Once you have shot your first deer the real hard work starts. You may have mistakenly thought that the effort to get to this stage was the hard part, but you would unfortunately be wrong. Recovering the deer is without doubt the most challenging stage of deer stalking. The first task at this stage of course is finding your deer. When you pulled the trigger, the rifle would have recoiled back and up. Your view of the deer would have been lost. If it dropped on the spot you may not have remembered to orientate yourself to where it was standing before you shot it. The land to your front may now all look the same. By the time you get out to the location where you thought it was it will all look very different. Alternatively, your deer may have been a dead deer running. This means that whilst the shot placement was perfect the adrenaline is supporting a short dash away from the shoot site. This could be into a woodland or other difficult to navigate area. Trying to find your deer may prove a challenging task. A good dog here is hard to beat but it is also a big investment and undertaking to invest in so not all deer stalkers have dogs to accompany them on their excursions. Once found however you need to extract the deer back to a vehicle. With dead weights of up to 200kg, recovery locations resembling the most challenging ground anywhere in the world (you try traversing across a recently felled forestry block), and often with the light fading fast, the extraction of a deer carcass is physically and mentally demanding. To aid you in this task you will need to know how to gralloch (gut) your deer.
Back at home, or at a chiller, you will need to butcher your animal. YouTube has more instructional videos on how to do this than you can ask for. Some are excellent but others less so. You will be able to determine which is which soon enough. The more butchery you do, the better you will become. Don’t underestimate how long it will take you to butcher the carcass however. I’m distinctly average and would allocate about 6 hours for a 100kg deer. Some may think I’m slow, others may think I’m fast but hopefully this gives you an idea of the sort of timescale you will be looking at.
So, the stalk has been a success.

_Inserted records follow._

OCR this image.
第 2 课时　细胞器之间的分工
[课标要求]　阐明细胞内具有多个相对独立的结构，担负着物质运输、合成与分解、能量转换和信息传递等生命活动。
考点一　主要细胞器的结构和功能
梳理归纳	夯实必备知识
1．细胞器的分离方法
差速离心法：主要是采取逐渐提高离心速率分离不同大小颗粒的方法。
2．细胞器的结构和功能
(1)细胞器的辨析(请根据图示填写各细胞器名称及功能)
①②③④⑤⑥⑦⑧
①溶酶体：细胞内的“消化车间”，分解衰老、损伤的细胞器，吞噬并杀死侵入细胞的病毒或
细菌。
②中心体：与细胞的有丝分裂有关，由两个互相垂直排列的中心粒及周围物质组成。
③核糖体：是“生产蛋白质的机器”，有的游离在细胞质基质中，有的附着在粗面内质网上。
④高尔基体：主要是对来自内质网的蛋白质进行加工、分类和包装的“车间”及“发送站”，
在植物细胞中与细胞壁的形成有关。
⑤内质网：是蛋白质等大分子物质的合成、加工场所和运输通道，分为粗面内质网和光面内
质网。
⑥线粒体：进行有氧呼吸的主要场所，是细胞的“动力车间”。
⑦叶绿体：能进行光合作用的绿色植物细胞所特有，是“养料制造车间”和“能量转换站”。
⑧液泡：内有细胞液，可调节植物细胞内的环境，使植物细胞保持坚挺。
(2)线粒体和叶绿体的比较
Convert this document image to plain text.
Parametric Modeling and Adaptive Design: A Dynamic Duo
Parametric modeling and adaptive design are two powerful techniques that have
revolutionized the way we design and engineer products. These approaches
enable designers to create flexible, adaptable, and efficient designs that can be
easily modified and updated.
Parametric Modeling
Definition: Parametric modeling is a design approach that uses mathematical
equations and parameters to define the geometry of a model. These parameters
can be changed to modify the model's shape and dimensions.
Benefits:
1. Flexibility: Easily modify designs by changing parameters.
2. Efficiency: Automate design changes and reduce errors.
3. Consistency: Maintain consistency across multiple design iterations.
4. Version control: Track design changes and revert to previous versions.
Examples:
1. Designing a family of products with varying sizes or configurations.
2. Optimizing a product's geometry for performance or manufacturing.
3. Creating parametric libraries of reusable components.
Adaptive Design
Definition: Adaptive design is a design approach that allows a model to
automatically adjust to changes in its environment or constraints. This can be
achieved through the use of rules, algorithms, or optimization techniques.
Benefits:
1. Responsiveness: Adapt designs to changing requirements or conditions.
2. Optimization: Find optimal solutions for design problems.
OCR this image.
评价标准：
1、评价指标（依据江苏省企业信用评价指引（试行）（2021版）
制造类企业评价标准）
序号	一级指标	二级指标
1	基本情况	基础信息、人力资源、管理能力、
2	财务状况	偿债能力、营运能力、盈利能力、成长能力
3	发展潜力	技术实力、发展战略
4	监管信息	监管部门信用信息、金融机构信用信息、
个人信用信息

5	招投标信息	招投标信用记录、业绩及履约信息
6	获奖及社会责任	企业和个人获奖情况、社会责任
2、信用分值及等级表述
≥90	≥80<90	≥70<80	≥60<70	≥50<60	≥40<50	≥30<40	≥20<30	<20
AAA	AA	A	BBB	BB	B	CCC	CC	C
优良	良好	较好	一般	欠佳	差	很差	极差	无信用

The deer has been butchered. Your freezer is full of high protein, low fat, totally organic, ethically sourced and sustainable meat. You have helped protect the environment and the health of the wider deer populations. You have possibly prevented a road traffic accident with the deer you shot! Now the time has come to reap the benefits of your efforts. Over time you can learn how to make sausages, burgers, and jerky. But the opportunity to share your spoils over a fine wine or full-bodied beer with good friends and family is what life is all about. This is where you really get rewarded for your efforts and eat the finest tasting venison chateaubriand whilst enthralling your guests with the provenance of the meat and the efforts that went into getting it… OK you might be boring them now!